All this of course implies that the Greeks were one race in the narrow sense of the term, sprung in relatively recent time from a single stock. Such was undoubtedly the fact, and the division into Ionians, Dorians, and various lesser branches, on which the historian naturally lays much stress, must be understood always as implying only a minor and later differentiation. One will hear much of the various dialects of the different Greek states, but one must not forget that these dialects represent only minor variations of speech which as compared with the fundamental unity of the language as a whole might almost be disregarded. To be a Greek was to be born of Greek parents, to the use of the Greek language as a mother tongue; for the most part, following the national custom, it was to eschew every other language and to look out upon all peoples who spoke another tongue as “barbarians”—people of an alien birth and an alien genius.

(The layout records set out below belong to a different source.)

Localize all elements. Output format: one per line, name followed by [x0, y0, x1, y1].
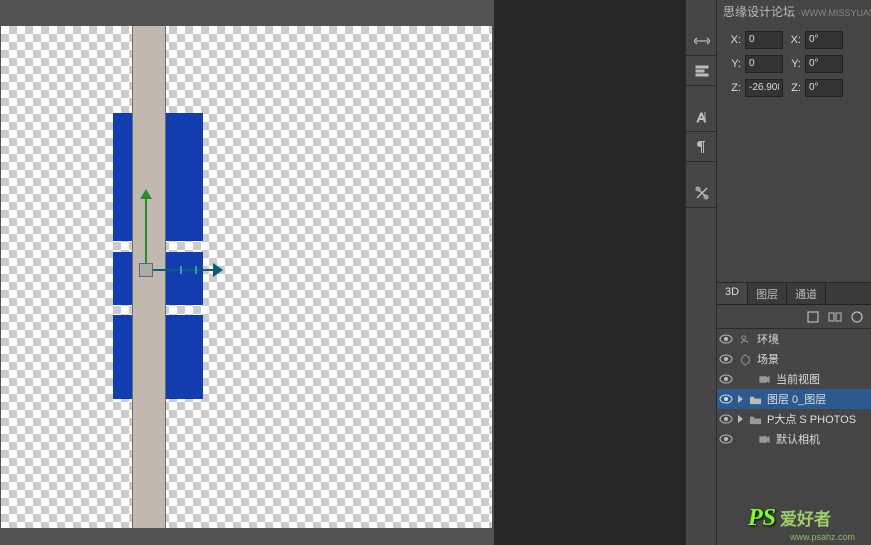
- gizmo-tick: [180, 266, 182, 274]
- folder-icon: [748, 392, 762, 406]
- scene-tree: 环境 场景 当前视图 图层 0_图层 P大点 S PHOTOS: [717, 329, 871, 449]
- visibility-eye-icon[interactable]: [719, 432, 733, 446]
- panel-tabs: 3D 图层 通道: [717, 283, 871, 305]
- rz-input[interactable]: [805, 79, 843, 97]
- tab-3d[interactable]: 3D: [717, 283, 748, 304]
- tree-label: 默认相机: [776, 431, 820, 447]
- text-tool-button[interactable]: A: [686, 102, 718, 132]
- coordinates-group: X: X: Y: Y: Z: Z:: [727, 28, 843, 100]
- tree-label: 当前视图: [776, 371, 820, 387]
- ry-label: Y:: [787, 58, 801, 70]
- tree-row-current-view[interactable]: 当前视图: [717, 369, 871, 389]
- ry-input[interactable]: [805, 55, 843, 73]
- scene-icon: [738, 352, 752, 366]
- gizmo-center-handle[interactable]: [139, 263, 153, 277]
- gizmo-tick: [195, 266, 197, 274]
- tree-row-default-camera[interactable]: 默认相机: [717, 429, 871, 449]
- paragraph-button[interactable]: [686, 132, 718, 162]
- rx-label: X:: [787, 34, 801, 46]
- rx-input[interactable]: [805, 31, 843, 49]
- z-input[interactable]: [745, 79, 783, 97]
- camera-icon: [757, 432, 771, 446]
- tree-label: 环境: [757, 331, 779, 347]
- x-label: X:: [727, 34, 741, 46]
- watermark: 思缘设计论坛·WWW.MISSYUAN.COM: [723, 3, 871, 20]
- visibility-eye-icon[interactable]: [719, 412, 733, 426]
- tree-label: 图层 0_图层: [767, 391, 826, 407]
- canvas-checkerboard: [1, 26, 492, 528]
- tree-row-layer0[interactable]: 图层 0_图层: [717, 389, 871, 409]
- tree-row-environment[interactable]: 环境: [717, 329, 871, 349]
- tree-label: 场景: [757, 351, 779, 367]
- tree-label: P大点 S PHOTOS: [767, 411, 856, 427]
- visibility-eye-icon[interactable]: [719, 332, 733, 346]
- logo-ps: PS: [748, 505, 776, 531]
- y-label: Y:: [727, 58, 741, 70]
- y-input[interactable]: [745, 55, 783, 73]
- transform-gizmo[interactable]: [135, 195, 225, 280]
- filter-material-icon[interactable]: [849, 309, 865, 325]
- watermark-url: ·WWW.MISSYUAN.COM: [798, 8, 871, 18]
- tree-row-scene[interactable]: 场景: [717, 349, 871, 369]
- expand-triangle-icon[interactable]: [738, 415, 743, 423]
- watermark-title: 思缘设计论坛: [723, 5, 795, 19]
- rz-label: Z:: [787, 82, 801, 94]
- editor-gutter: [494, 0, 685, 545]
- gizmo-x-arrow-icon[interactable]: [213, 263, 223, 277]
- align-button[interactable]: [686, 56, 718, 86]
- panel-toolbar: [717, 305, 871, 329]
- logo-url: www.psahz.com: [790, 532, 855, 542]
- visibility-eye-icon[interactable]: [719, 352, 733, 366]
- filter-scene-icon[interactable]: [805, 309, 821, 325]
- camera-icon: [757, 372, 771, 386]
- tool-options-bar: A: [685, 0, 717, 545]
- tree-row-pbig[interactable]: P大点 S PHOTOS: [717, 409, 871, 429]
- expand-triangle-icon[interactable]: [738, 395, 743, 403]
- tools-crossed-button[interactable]: [686, 178, 718, 208]
- folder-icon: [748, 412, 762, 426]
- tab-channels[interactable]: 通道: [787, 283, 826, 304]
- gizmo-y-arrow-icon[interactable]: [140, 189, 152, 199]
- visibility-eye-icon[interactable]: [719, 392, 733, 406]
- filter-mesh-icon[interactable]: [827, 309, 843, 325]
- canvas-area[interactable]: [0, 0, 494, 530]
- tab-layers[interactable]: 图层: [748, 283, 787, 304]
- coords-mode-button[interactable]: [686, 26, 718, 56]
- visibility-eye-icon[interactable]: [719, 372, 733, 386]
- x-input[interactable]: [745, 31, 783, 49]
- logo-cn: 爱好者: [780, 510, 831, 529]
- site-logo: PS爱好者: [748, 505, 831, 532]
- gizmo-y-axis[interactable]: [145, 195, 147, 270]
- environment-icon: [738, 332, 752, 346]
- z-label: Z:: [727, 82, 741, 94]
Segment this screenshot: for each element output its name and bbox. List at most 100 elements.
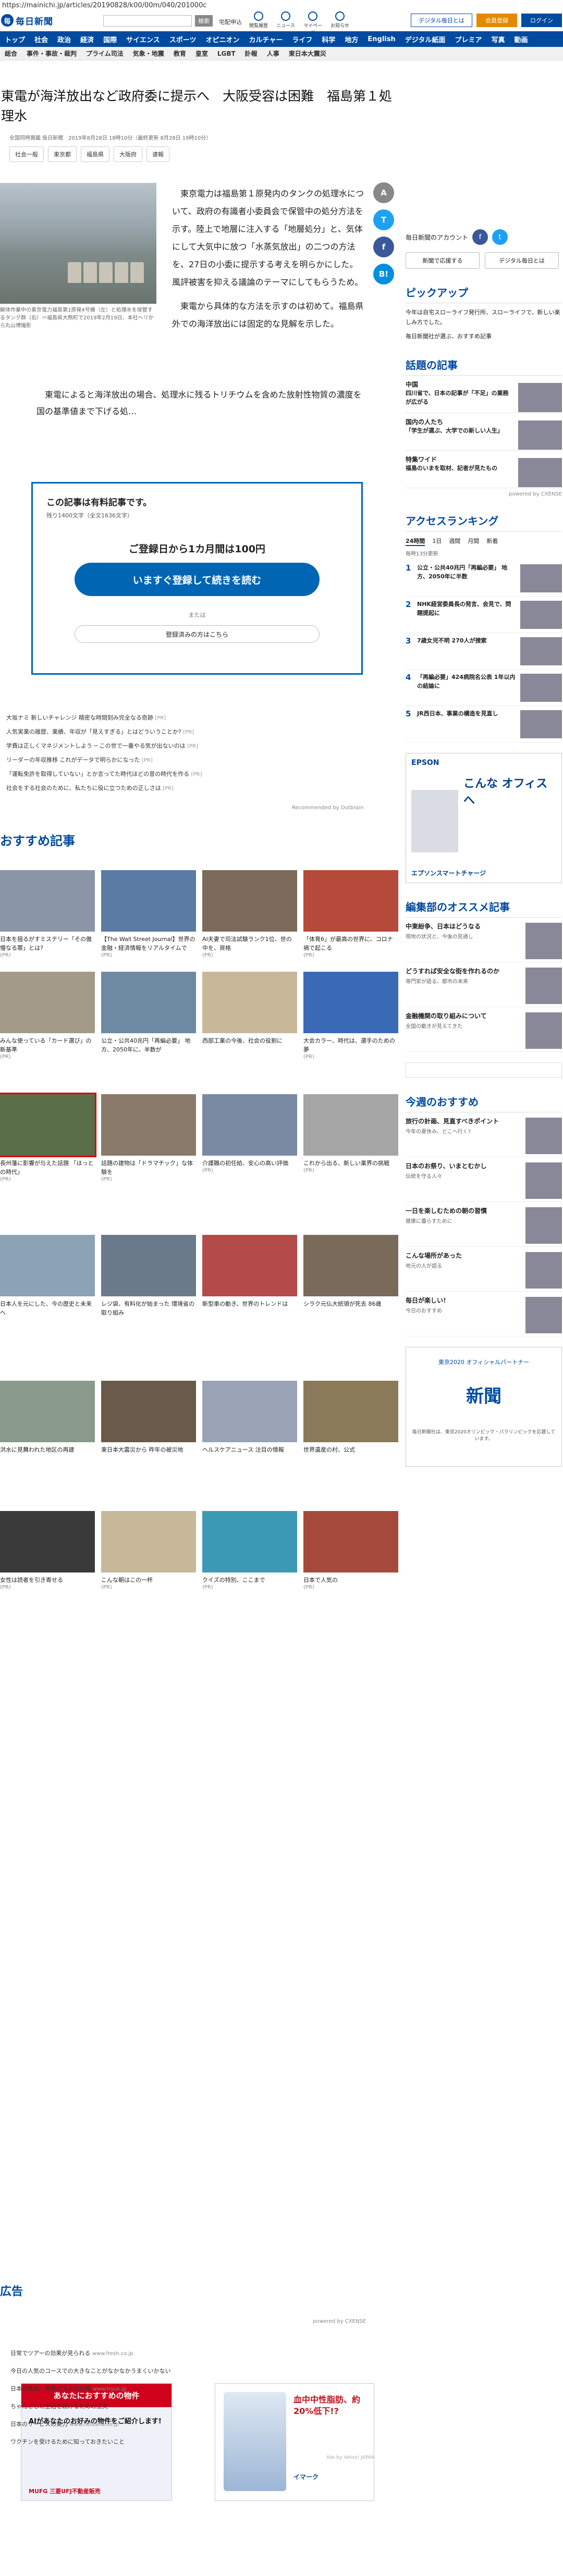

But whence came this people of the parent stock whose descendants made up the historic Greek race? No one knows. The Greeks themselves hardly dared to ask the question, and we are utterly without data for answering it if asked. Their traditions implied a migration from some unknown land to Greece, since those traditions told of a non-Hellenic people who inhabited the land before them. Yet in contradiction of this idea the Greek mind clung always to autocthony. Like most other nations, and in far greater measure than perhaps any other, the Hellenes loved their home—almost worshipped it. To be a Greek and yet to have no association with the mountains and valleys and estuaries and islands of Greece seems a contradiction of terms. True, a major part of the population at a later day lived in distant colonies as widely separated as Asia Minor and Italy, but even here they thought of themselves only as more or less temporary invaders from the parent seat, and even kept up their association with it by considering all lands which Greeks colonised as a part of “Greater Greece.”

That the Greeks are of Aryan stock is of course made perfectly clear by their language. Some interesting conclusions as to the time when they branched from the parent stock are gained by philologists through observation of words which manifestly have the same root and meaning in the different Aryan languages. Thus, for example, the fact that such words as Father, Mother, Sister, Brother, Son, Daughter, and the like, are clearly of the same root in Sanskrit and Greek as well as in Latin and the Germanic speech, shows that a certain relatively advanced stage of family life had been attained while the primitive Aryans still formed but a single race. Again the resemblance between the Greek and the Latin languages goes to show that the people whose descendants became Greeks and Romans clung together till a relatively late period, after the splitting up of the primitive race had begun. Yet on the other hand the differences between the Greek and the Latin prove that the two races using these languages had been separated long before either of them is ushered into history.